It was a rainy Monday morning when we arrived at the doctors office. I was anxious to get the ultrasound done. We quickly fed our parking meter and walked into the building. Before entering the doors of the doctors office, I took a deep breath and said a quick prayer. That day our doctor was behind schedule. Our wait was extra long…which ended up making me even more anxious. When we were finally taken back to our room we realized that our parking meter would be up in 10 minutes (that’s how behind the doctors were that day). My hubby ran down to add more money and in that short time our doctor came in to do the ultrasound. He searched for the heartbeat and by the look on his face I could tell something was wrong. He told me that there was no longer a heartbeat. My heart sunk. I was speechless. My hubby came back into the room and the doctor gave him the news. We lost our little babe. While sitting in the chair I blocked out the conversation that was going on between hubby and the doctor. All I could think about was how this baby would not arrive this October and how I will not have the opportunity to hold this baby in my arms.

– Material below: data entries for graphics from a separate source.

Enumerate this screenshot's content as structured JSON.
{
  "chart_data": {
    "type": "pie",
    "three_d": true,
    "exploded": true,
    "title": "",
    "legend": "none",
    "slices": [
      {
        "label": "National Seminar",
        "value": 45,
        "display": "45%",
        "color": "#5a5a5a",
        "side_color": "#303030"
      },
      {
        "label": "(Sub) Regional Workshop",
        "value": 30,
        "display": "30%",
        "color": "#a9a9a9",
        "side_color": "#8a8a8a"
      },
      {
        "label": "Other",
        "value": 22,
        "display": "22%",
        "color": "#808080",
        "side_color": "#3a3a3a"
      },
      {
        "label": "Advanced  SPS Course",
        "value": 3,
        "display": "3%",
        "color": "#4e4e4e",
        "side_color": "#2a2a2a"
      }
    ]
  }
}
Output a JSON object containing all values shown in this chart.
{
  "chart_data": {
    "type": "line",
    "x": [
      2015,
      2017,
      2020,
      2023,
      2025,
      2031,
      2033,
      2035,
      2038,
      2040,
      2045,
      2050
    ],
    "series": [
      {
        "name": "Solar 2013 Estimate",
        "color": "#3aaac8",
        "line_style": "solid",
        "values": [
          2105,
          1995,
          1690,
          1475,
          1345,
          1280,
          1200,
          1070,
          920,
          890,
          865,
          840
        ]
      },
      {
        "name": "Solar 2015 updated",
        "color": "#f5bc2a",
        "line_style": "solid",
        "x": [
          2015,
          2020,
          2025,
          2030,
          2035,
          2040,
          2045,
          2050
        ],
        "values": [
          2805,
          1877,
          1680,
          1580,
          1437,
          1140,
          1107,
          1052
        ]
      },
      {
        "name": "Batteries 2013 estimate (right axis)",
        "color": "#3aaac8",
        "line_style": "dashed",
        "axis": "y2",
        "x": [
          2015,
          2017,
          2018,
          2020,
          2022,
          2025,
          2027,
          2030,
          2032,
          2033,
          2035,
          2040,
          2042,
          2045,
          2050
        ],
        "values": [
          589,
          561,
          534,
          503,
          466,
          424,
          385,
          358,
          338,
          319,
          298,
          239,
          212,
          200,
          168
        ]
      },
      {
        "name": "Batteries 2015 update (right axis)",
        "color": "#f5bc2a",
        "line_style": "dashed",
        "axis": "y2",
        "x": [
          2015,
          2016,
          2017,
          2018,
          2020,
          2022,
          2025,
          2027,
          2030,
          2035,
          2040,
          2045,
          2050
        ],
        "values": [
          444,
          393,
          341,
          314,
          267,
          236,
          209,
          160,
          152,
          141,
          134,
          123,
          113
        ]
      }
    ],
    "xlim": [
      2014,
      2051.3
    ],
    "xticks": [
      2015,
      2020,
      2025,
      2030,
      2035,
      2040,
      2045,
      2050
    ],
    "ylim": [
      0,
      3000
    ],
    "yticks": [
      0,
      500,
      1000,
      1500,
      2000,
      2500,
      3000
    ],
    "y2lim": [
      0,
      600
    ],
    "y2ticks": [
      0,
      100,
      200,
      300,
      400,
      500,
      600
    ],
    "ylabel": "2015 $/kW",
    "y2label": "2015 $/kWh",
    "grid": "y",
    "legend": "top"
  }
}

I wished we would have announced our pregnancy to everyone. We did not get a chance to celebrate this babes life with everyone to the extent I wish we had. The doctor got my attention and told me my options to pass the mass:
A. let it happen naturally
B. he would refer me to get the pill that would make my uterus contract
C. I could schedule an appointment for a D&C.
I knew that I did not want to wait for it to naturally pass. I wanted to have some control of it so I could be home with Dallas when it happened. We chose option B. He gave me the referral, gave me the statistics on miscarriages, said he was sorry, told me that being young & healthy we should get pregnant again soon and off we went. I held myself together until we got into the car. We sat there for a moment, gathered ourselves and decided to go on a lunch date to celebrate our short time with the babe in my belly. All I could talk about at lunch was the pregnancy loss. It was therapeutic for me to keep discussing what happened and how I was feeling that day. My hubby sat there graciously and listened to me ramble on and on. I probably repeated myself 1000 times during our little lunch date. When I had enough composure, I called our families to let them know what happened. It was hard to share the news with them as this was going to be the first grandbaby/niece or nephew. They were saddened but were a great support system. The next few days were difficult for me. I had moments of sadness, grief, confusion and wanting answers. I had to keep reminding myself that this situation was out of my control and that there was nothing that I could have done to change/fix it.
And this experience is one reason why I am doing this blog. Pregnancy is usually not announced until after 13 weeks because of the chances of miscarriage. In my opinion, this makes miscarriages not talked about enough. Every baby should be celebrated even if it only lasts 4, 5, 8 weeks. I want there to be a community where women can turn to to get support when going through this. It happens more than you know. If you feel comfortable, please share your story.